Wednesday, May 24, 2006

torture and the hypotheticals

The Hypotheticals replayed last night on Channel 9 ended in a most disturbing way. Too many people around the table - including the new people's hero Bill Shorten - were willing to consider transporting someone (who may or may not have information about Osama bin Laden) off to Egypt where there is some new torture method to do with teeth.

Amnesty International says this:
Torture and other ill-treatment that is cruel, inhuman or degrading is repugnant, immoral and illegal, and always wrong...Torture or other ill-treatment not only harms the victim, it brutalises the perpetrator and the societies that allow it to happen. It is cruel, inhuman and degrades us all.
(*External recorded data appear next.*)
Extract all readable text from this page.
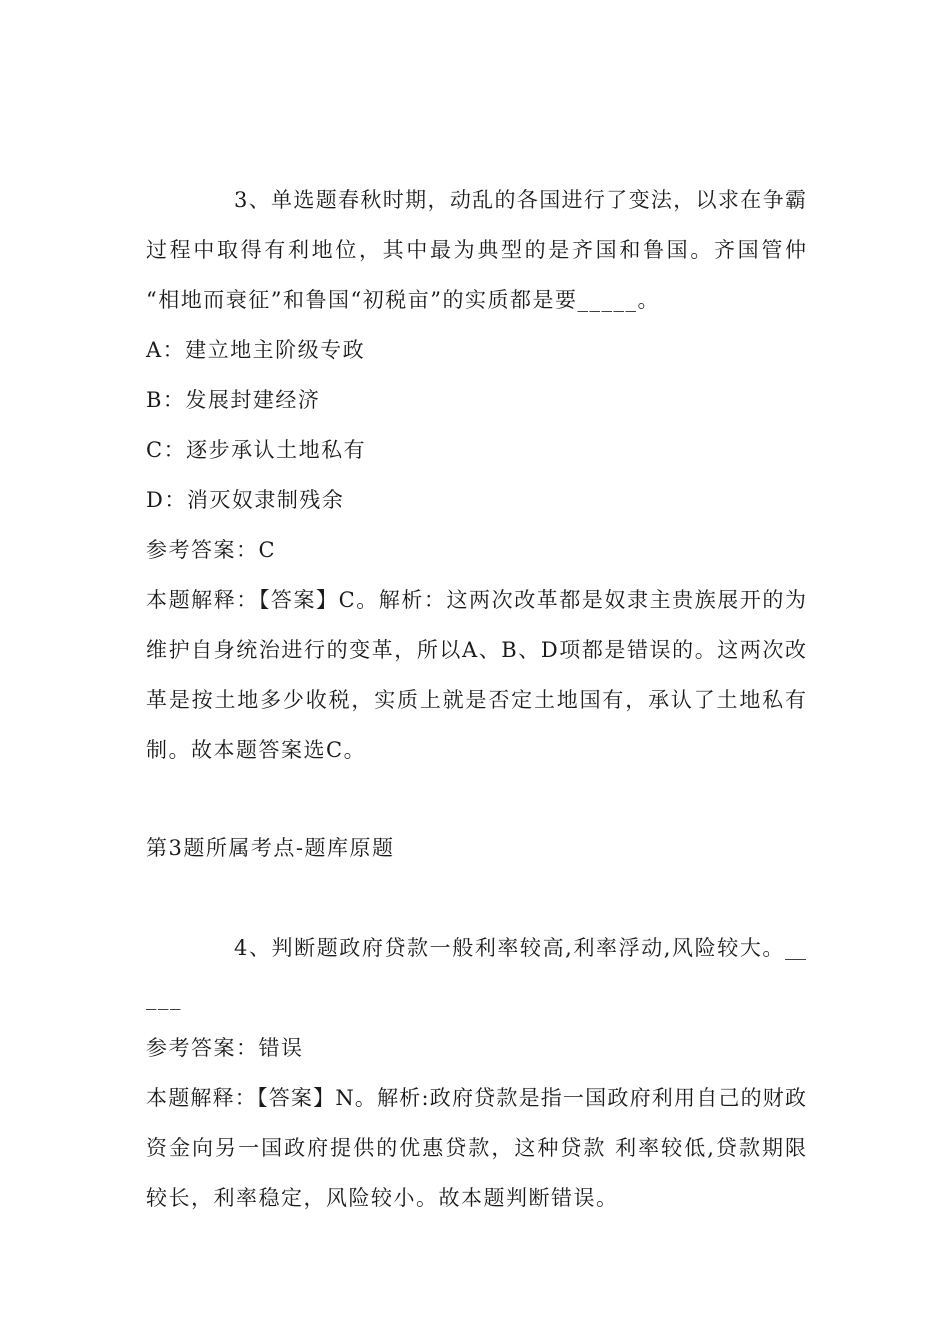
3、单选题春秋时期，动乱的各国进行了变法，以求在争霸
过程中取得有利地位，其中最为典型的是齐国和鲁国。齐国管仲
“相地而衰征”和鲁国“初税亩”的实质都是要_____。
A：建立地主阶级专政
B：发展封建经济
C：逐步承认土地私有
D：消灭奴隶制残余
参考答案：C
本题解释：【答案】C。解析：这两次改革都是奴隶主贵族展开的为
维护自身统治进行的变革，所以A、B、D项都是错误的。这两次改
革是按土地多少收税，实质上就是否定土地国有，承认了土地私有
制。故本题答案选C。
第3题所属考点-题库原题
4、判断题政府贷款一般利率较高,利率浮动,风险较大。__
___
参考答案：错误
本题解释：【答案】N。解析:政府贷款是指一国政府利用自己的财政
资金向另一国政府提供的优惠贷款，这种贷款 利率较低,贷款期限
较长，利率稳定，风险较小。故本题判断错误。
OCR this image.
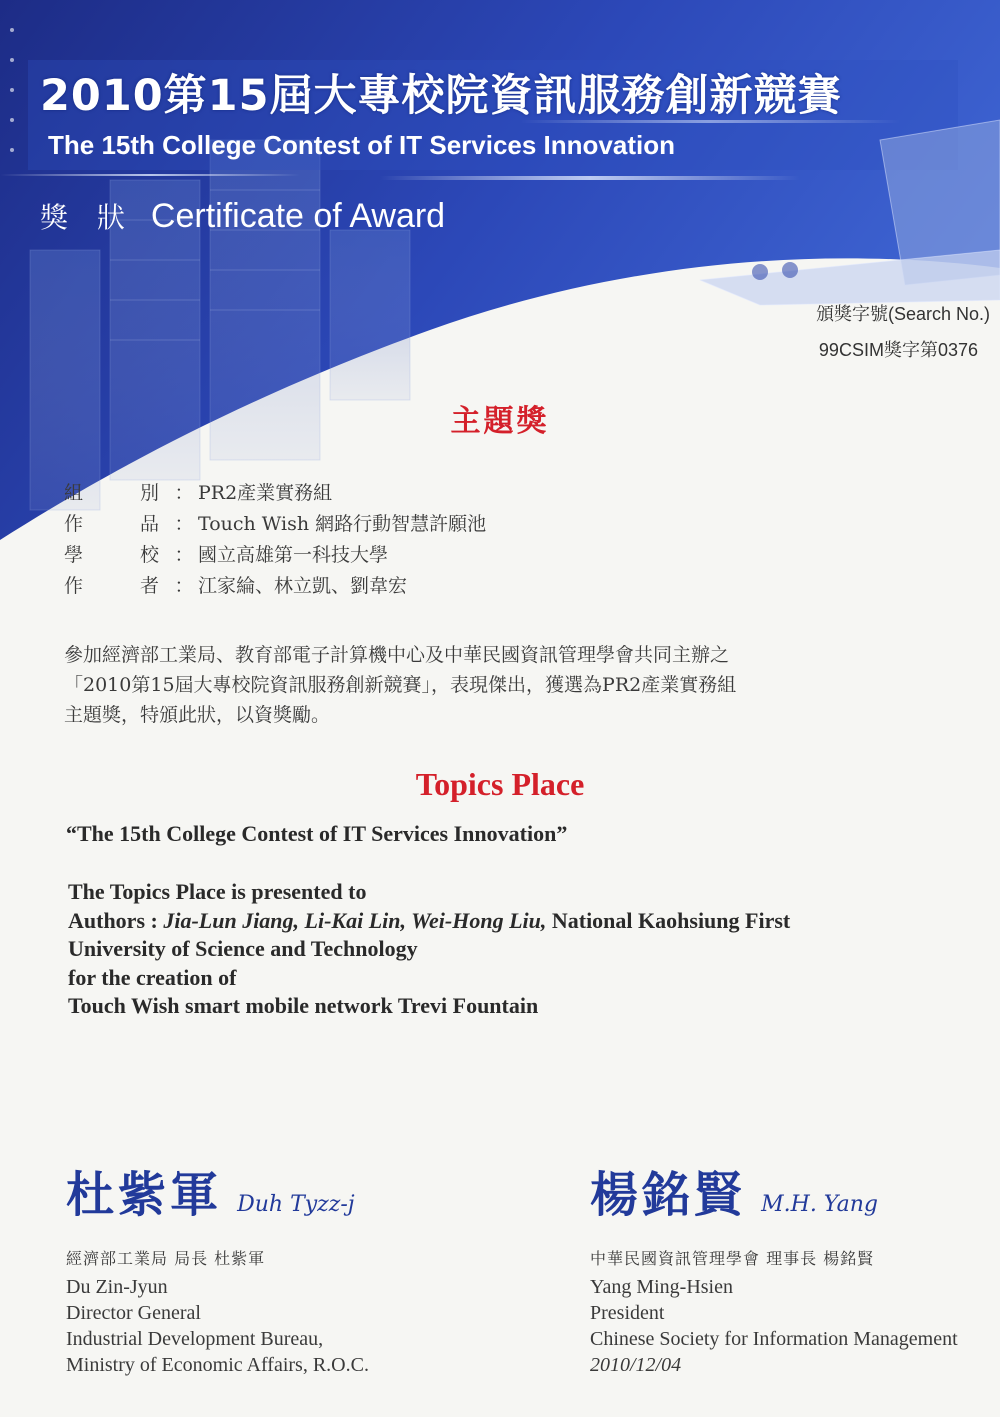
2010第15屆大專校院資訊服務創新競賽
The 15th College Contest of IT Services Innovation
獎 狀 Certificate of Award
頒獎字號(Search No.)
99CSIM獎字第0376
主題獎
組	別 ： PR2產業實務組
作	品 ： Touch Wish 網路行動智慧許願池
學	校 ： 國立高雄第一科技大學
作	者 ： 江家綸、林立凱、劉韋宏

參加經濟部工業局、教育部電子計算機中心及中華民國資訊管理學會共同主辦之
「2010第15屆大專校院資訊服務創新競賽」，表現傑出，獲選為PR2產業實務組
主題獎，特頒此狀，以資獎勵。

Topics Place
“The 15th College Contest of IT Services Innovation”
The Topics Place is presented to
Authors : Jia-Lun Jiang, Li-Kai Lin, Wei-Hong Liu, National Kaohsiung First
University of Science and Technology
for the creation of
Touch Wish smart mobile network Trevi Fountain
杜紫軍 Duh Tyzz-j
經濟部工業局 局長 杜紫軍
Du Zin-Jyun
Director General
Industrial Development Bureau,
Ministry of Economic Affairs, R.O.C.
楊銘賢 M.H. Yang
中華民國資訊管理學會 理事長 楊銘賢
Yang Ming-Hsien
President
Chinese Society for Information Management
2010/12/04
To add your name to 11000 candles to stop torture, visit the website here.

And Bill Shorten: you've got some thinking to do (IMHO)

2 comments:

tigtog said...

I hate torture. Apart from the moral issues of such dehumanising behaviour, IT DOESN'T WORK, so there's not even a utilitarian defense of the practise.

Over and over again it has been shown that while torture certainly makes people talk, they're quite capable of deliberately misleading their torturers when they do talk, and in fact that is what usually happens. So information gained under torture is not reliable, all the people who make such decisions know it's not reliable, and yet some of them choose to do it anyway. Pure barbarism.

Kaufman said...

I'm not a big fan of war. I love hypotheticals as much as the next person.